1963 Thunderbird Italien Fastback
Here’s a case where the concept execution was far better looking than the car that went into production. Ford has designed an absolutely gorgeously subtle fastback design for the 1963 Thunderbird. For whatever reason, when the Thunderbird was released to the public, not fastback option was available, and the one design that was available, a very formal roofline with a chunky, C-pillar, was considerably less attractive.
1962 Ford Avanti
Really not much more than an early design study that ultimately led for the 1964.5 Mustang, the Avanti (also called Allegro in deference to the fact that Studebaker, was, about to launch a sports car named Avanti for the 1963 model year). There’s much more of a European appearance to the Avanti than the Mustang, the more open greenhouse and shorter overhang, particularly in the rear, looking more like a competitor to English sports cars, even Jaguar and Aston Martin, despite it’s Falcon underpinnings. But you can’t argue with success, and the Mustang most definitely succeeded.
1995 Chrysler Atlantic
Chrysler should have trashed the Prowler and built the Atlantic instead. Period. The Atlantic was a retro inspirred by Bugatti’s Aérolithe concept car of 1935 . It was built on a only slightly modified Viper chassis, but instead of the Viper’s V-10, Chrysler developed an inline eight cylinder engine, common in the 1930s, from two four cylinder SOHC Chrysler A-588 engines, the straight 8 producing around 360 horsepower. Given it’s virtual identical dimensions to the Viper, the use of the V-10 could well have saved countless development dollars, and given the fact that the Atlantic continues to be one of Chrysler’s most popular concept cars and is still being displayed speaks volumes.
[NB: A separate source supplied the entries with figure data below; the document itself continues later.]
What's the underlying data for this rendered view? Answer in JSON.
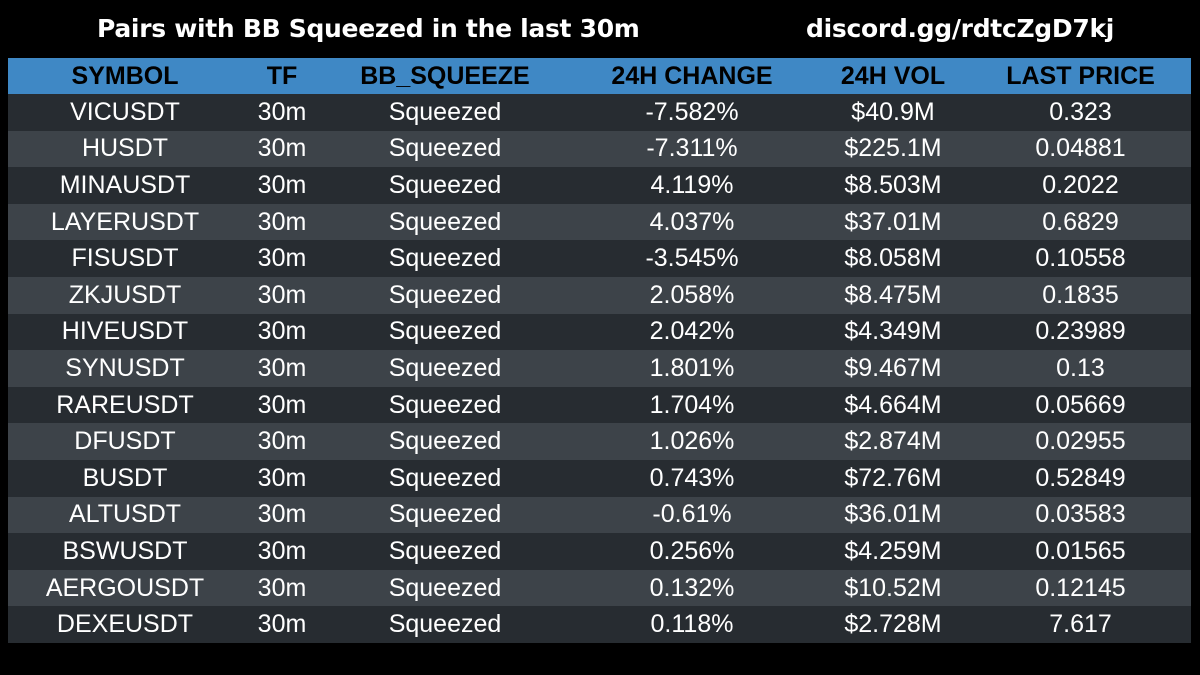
{
  "header": {
    "title": "Pairs with BB Squeezed in the last 30m",
    "invite": "discord.gg/rdtcZgD7kj"
  },
  "table": {
    "columns": [
      "SYMBOL",
      "TF",
      "BB_SQUEEZE",
      "24H CHANGE",
      "24H VOL",
      "LAST PRICE"
    ],
    "rows": [
      [
        "VICUSDT",
        "30m",
        "Squeezed",
        "-7.582%",
        "$40.9M",
        "0.323"
      ],
      [
        "HUSDT",
        "30m",
        "Squeezed",
        "-7.311%",
        "$225.1M",
        "0.04881"
      ],
      [
        "MINAUSDT",
        "30m",
        "Squeezed",
        "4.119%",
        "$8.503M",
        "0.2022"
      ],
      [
        "LAYERUSDT",
        "30m",
        "Squeezed",
        "4.037%",
        "$37.01M",
        "0.6829"
      ],
      [
        "FISUSDT",
        "30m",
        "Squeezed",
        "-3.545%",
        "$8.058M",
        "0.10558"
      ],
      [
        "ZKJUSDT",
        "30m",
        "Squeezed",
        "2.058%",
        "$8.475M",
        "0.1835"
      ],
      [
        "HIVEUSDT",
        "30m",
        "Squeezed",
        "2.042%",
        "$4.349M",
        "0.23989"
      ],
      [
        "SYNUSDT",
        "30m",
        "Squeezed",
        "1.801%",
        "$9.467M",
        "0.13"
      ],
      [
        "RAREUSDT",
        "30m",
        "Squeezed",
        "1.704%",
        "$4.664M",
        "0.05669"
      ],
      [
        "DFUSDT",
        "30m",
        "Squeezed",
        "1.026%",
        "$2.874M",
        "0.02955"
      ],
      [
        "BUSDT",
        "30m",
        "Squeezed",
        "0.743%",
        "$72.76M",
        "0.52849"
      ],
      [
        "ALTUSDT",
        "30m",
        "Squeezed",
        "-0.61%",
        "$36.01M",
        "0.03583"
      ],
      [
        "BSWUSDT",
        "30m",
        "Squeezed",
        "0.256%",
        "$4.259M",
        "0.01565"
      ],
      [
        "AERGOUSDT",
        "30m",
        "Squeezed",
        "0.132%",
        "$10.52M",
        "0.12145"
      ],
      [
        "DEXEUSDT",
        "30m",
        "Squeezed",
        "0.118%",
        "$2.728M",
        "7.617"
      ]
    ]
  },
  "colors": {
    "background": "#000000",
    "header_row": "#3f88c5",
    "row_dark": "#272c31",
    "row_light": "#3d4349",
    "text": "#ffffff"
  }
}
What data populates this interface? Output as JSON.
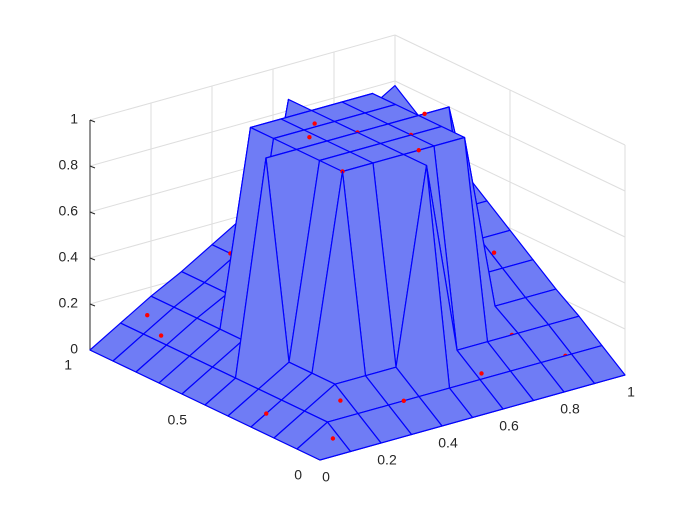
{
  "chart_data": {
    "type": "surface3d",
    "x": [
      0,
      0.1,
      0.2,
      0.3,
      0.4,
      0.5,
      0.6,
      0.7,
      0.8,
      0.9,
      1
    ],
    "y": [
      0,
      0.1,
      0.2,
      0.3,
      0.4,
      0.5,
      0.6,
      0.7,
      0.8,
      0.9,
      1
    ],
    "z": [
      [
        0,
        0,
        0,
        0,
        0,
        0,
        0,
        0,
        0,
        0,
        0
      ],
      [
        0,
        0.08,
        0.08,
        0.08,
        0.08,
        0.08,
        0.08,
        0.08,
        0.08,
        0.08,
        0.08
      ],
      [
        0,
        0.08,
        0.16,
        0.16,
        0.16,
        1,
        0.16,
        0.16,
        0.16,
        0.16,
        0.16
      ],
      [
        0,
        0.08,
        0.16,
        1,
        1,
        1,
        1,
        1,
        0.23,
        0.23,
        0.23
      ],
      [
        0,
        0.08,
        0.16,
        1,
        1,
        1,
        1,
        1,
        0.31,
        0.31,
        0.31
      ],
      [
        0,
        0.08,
        1,
        1,
        1,
        1,
        1,
        1,
        1,
        0.39,
        0.39
      ],
      [
        0,
        0.08,
        0.16,
        1,
        1,
        1,
        1,
        1,
        0.47,
        0.47,
        0.47
      ],
      [
        0,
        0.08,
        0.16,
        1,
        1,
        1,
        1,
        1,
        0.55,
        0.55,
        0.55
      ],
      [
        0,
        0.08,
        0.16,
        0.23,
        0.31,
        1,
        0.47,
        0.55,
        0.62,
        0.62,
        0.62
      ],
      [
        0,
        0.08,
        0.16,
        0.23,
        0.31,
        0.39,
        0.47,
        0.55,
        0.62,
        0.7,
        0.7
      ],
      [
        0,
        0.08,
        0.16,
        0.23,
        0.31,
        0.39,
        0.47,
        0.55,
        0.62,
        0.7,
        0.78
      ]
    ],
    "surface_color": "#0000ff",
    "points": {
      "color": "#ff0000",
      "x": [
        0.05,
        0.12,
        0.22,
        0.35,
        0.08,
        0.62,
        0.78,
        0.91,
        0.15,
        0.4,
        0.55,
        0.7,
        0.85,
        0.95,
        0.3,
        0.18,
        0.5,
        0.45,
        0.6,
        0.38,
        0.88,
        0.72,
        0.25,
        0.66
      ],
      "y": [
        0.3,
        0.85,
        0.6,
        0.1,
        0.05,
        0.12,
        0.2,
        0.45,
        0.95,
        0.92,
        0.3,
        0.88,
        0.7,
        0.95,
        0.3,
        0.15,
        0.5,
        0.62,
        0.4,
        0.55,
        0.1,
        0.5,
        0.75,
        0.96
      ],
      "z": [
        0.04,
        0.09,
        0.17,
        0.08,
        0.04,
        0.09,
        0.16,
        0.35,
        0.12,
        0.31,
        1,
        0.55,
        0.55,
        0.74,
        1,
        0.12,
        1,
        1,
        1,
        1,
        0.08,
        1,
        0.2,
        0.51
      ]
    },
    "xlim": [
      0,
      1
    ],
    "ylim": [
      0,
      1
    ],
    "zlim": [
      0,
      1
    ],
    "xticks": [
      0,
      0.2,
      0.4,
      0.6,
      0.8,
      1
    ],
    "yticks": [
      0,
      0.5,
      1
    ],
    "zticks": [
      0,
      0.2,
      0.4,
      0.6,
      0.8,
      1
    ],
    "grid": true
  }
}
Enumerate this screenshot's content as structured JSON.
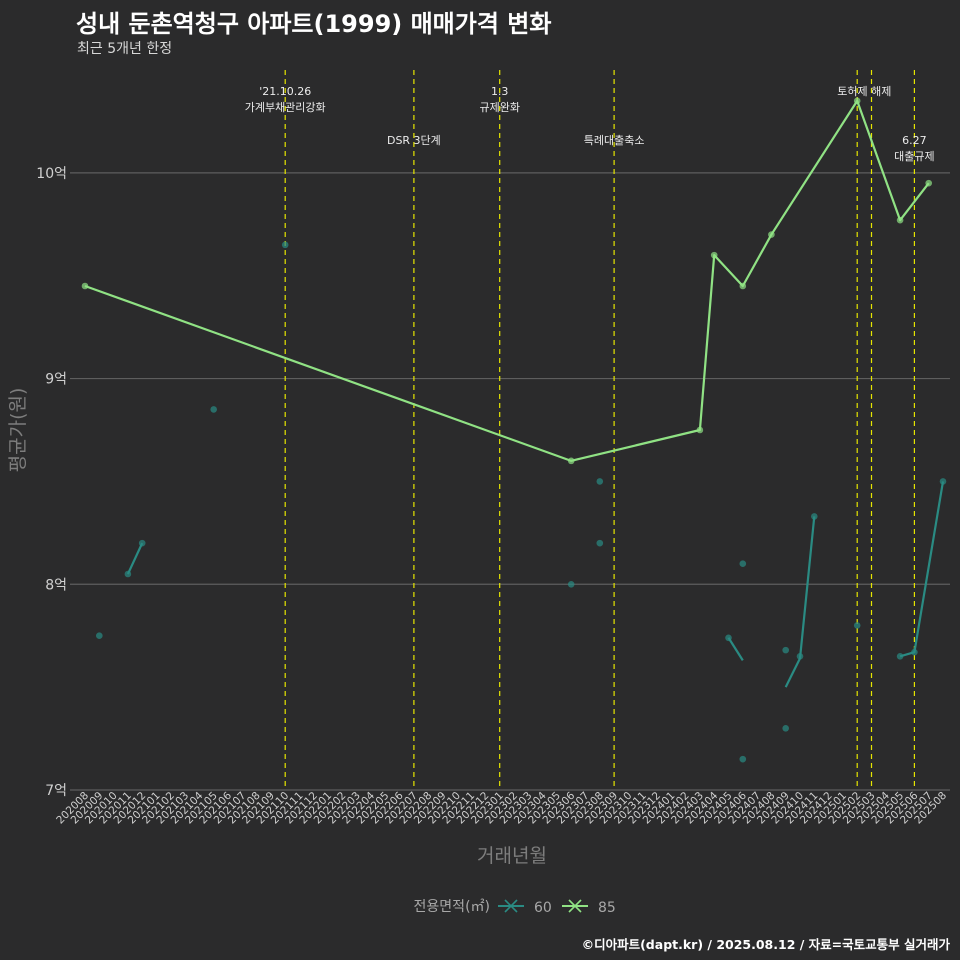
{
  "title": "성내 둔촌역청구 아파트(1999) 매매가격 변화",
  "subtitle": "최근 5개년 한정",
  "footer": "©디아파트(dapt.kr) / 2025.08.12 / 자료=국토교통부 실거래가",
  "chart_data": {
    "type": "line",
    "xlabel": "거래년월",
    "ylabel": "평균가(원)",
    "ylim": [
      7,
      10.5
    ],
    "yticks": [
      {
        "value": 7,
        "label": "7억"
      },
      {
        "value": 8,
        "label": "8억"
      },
      {
        "value": 9,
        "label": "9억"
      },
      {
        "value": 10,
        "label": "10억"
      }
    ],
    "x_start": "2020-08",
    "x_end": "2025-08",
    "categories": [
      "202008",
      "202009",
      "202010",
      "202011",
      "202012",
      "202101",
      "202102",
      "202103",
      "202104",
      "202105",
      "202106",
      "202107",
      "202108",
      "202109",
      "202110",
      "202111",
      "202112",
      "202201",
      "202202",
      "202203",
      "202204",
      "202205",
      "202206",
      "202207",
      "202208",
      "202209",
      "202210",
      "202211",
      "202212",
      "202301",
      "202302",
      "202303",
      "202304",
      "202305",
      "202306",
      "202307",
      "202308",
      "202309",
      "202310",
      "202311",
      "202312",
      "202401",
      "202402",
      "202403",
      "202404",
      "202405",
      "202406",
      "202407",
      "202408",
      "202409",
      "202410",
      "202411",
      "202412",
      "202501",
      "202502",
      "202503",
      "202504",
      "202505",
      "202506",
      "202507",
      "202508"
    ],
    "legend_title": "전용면적(㎡)",
    "legend_position": "bottom",
    "grid": true,
    "series": [
      {
        "name": "60",
        "color": "#2a8b83",
        "lines": [
          [
            [
              "2020-11",
              8.05
            ],
            [
              "2020-12",
              8.2
            ]
          ],
          [
            [
              "2024-05",
              7.74
            ],
            [
              "2024-06",
              7.63
            ]
          ],
          [
            [
              "2024-09",
              7.5
            ],
            [
              "2024-10",
              7.64
            ],
            [
              "2024-11",
              8.33
            ]
          ],
          [
            [
              "2025-05",
              7.65
            ],
            [
              "2025-06",
              7.67
            ],
            [
              "2025-08",
              8.5
            ]
          ]
        ],
        "points": [
          [
            "2020-09",
            7.75
          ],
          [
            "2020-11",
            8.05
          ],
          [
            "2020-12",
            8.2
          ],
          [
            "2021-05",
            8.85
          ],
          [
            "2021-10",
            9.65
          ],
          [
            "2023-06",
            8.0
          ],
          [
            "2023-08",
            8.5
          ],
          [
            "2023-08",
            8.2
          ],
          [
            "2024-05",
            7.74
          ],
          [
            "2024-06",
            8.1
          ],
          [
            "2024-06",
            7.15
          ],
          [
            "2024-09",
            7.68
          ],
          [
            "2024-09",
            7.3
          ],
          [
            "2024-10",
            7.65
          ],
          [
            "2024-11",
            8.33
          ],
          [
            "2025-02",
            7.8
          ],
          [
            "2025-05",
            7.65
          ],
          [
            "2025-06",
            7.67
          ],
          [
            "2025-08",
            8.5
          ]
        ]
      },
      {
        "name": "85",
        "color": "#90e284",
        "lines": [
          [
            [
              "2020-08",
              9.45
            ],
            [
              "2023-06",
              8.6
            ],
            [
              "2024-03",
              8.75
            ],
            [
              "2024-04",
              9.6
            ],
            [
              "2024-06",
              9.45
            ],
            [
              "2024-08",
              9.7
            ],
            [
              "2025-02",
              10.35
            ],
            [
              "2025-05",
              9.77
            ],
            [
              "2025-07",
              9.95
            ]
          ]
        ],
        "points": [
          [
            "2020-08",
            9.45
          ],
          [
            "2023-06",
            8.6
          ],
          [
            "2024-03",
            8.75
          ],
          [
            "2024-04",
            9.6
          ],
          [
            "2024-06",
            9.45
          ],
          [
            "2024-08",
            9.7
          ],
          [
            "2025-02",
            10.35
          ],
          [
            "2025-05",
            9.77
          ],
          [
            "2025-07",
            9.95
          ]
        ]
      }
    ],
    "events": [
      {
        "date": "2021-10",
        "labels": [
          "'21.10.26",
          "가계부채관리강화"
        ],
        "row": 0
      },
      {
        "date": "2022-07",
        "labels": [
          "DSR 3단계"
        ],
        "row": 1
      },
      {
        "date": "2023-01",
        "labels": [
          "1.3",
          "규제완화"
        ],
        "row": 0
      },
      {
        "date": "2023-09",
        "labels": [
          "특례대출축소"
        ],
        "row": 1
      },
      {
        "date": "2025-02",
        "labels": [],
        "row": 0
      },
      {
        "date": "2025-03",
        "labels": [
          "토허제 해제"
        ],
        "row": 0,
        "shift": -1
      },
      {
        "date": "2025-06",
        "labels": [
          "6.27",
          "대출규제"
        ],
        "row": 1
      }
    ]
  }
}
1998 Plymouth Pronto Spyder
The Plymouth Proto Spyder was a 2-door concept car developed by Chrysler for the Plymouth brand. After the discontinuation of the Plymouth brand the Pronto Spyder may well just have been lost in the process, as construction would have been simple and straightforward. The car was fitted with mid-mounted turbocharged 2.4L, four cylinder engine and a five-speed manual transmission. By using lightweight recycled materials covering a steel chassis in its construction, not only would production cost much less, the vehicle would have weighed in just a little heavier than a second generation Miata but with a great deal more power.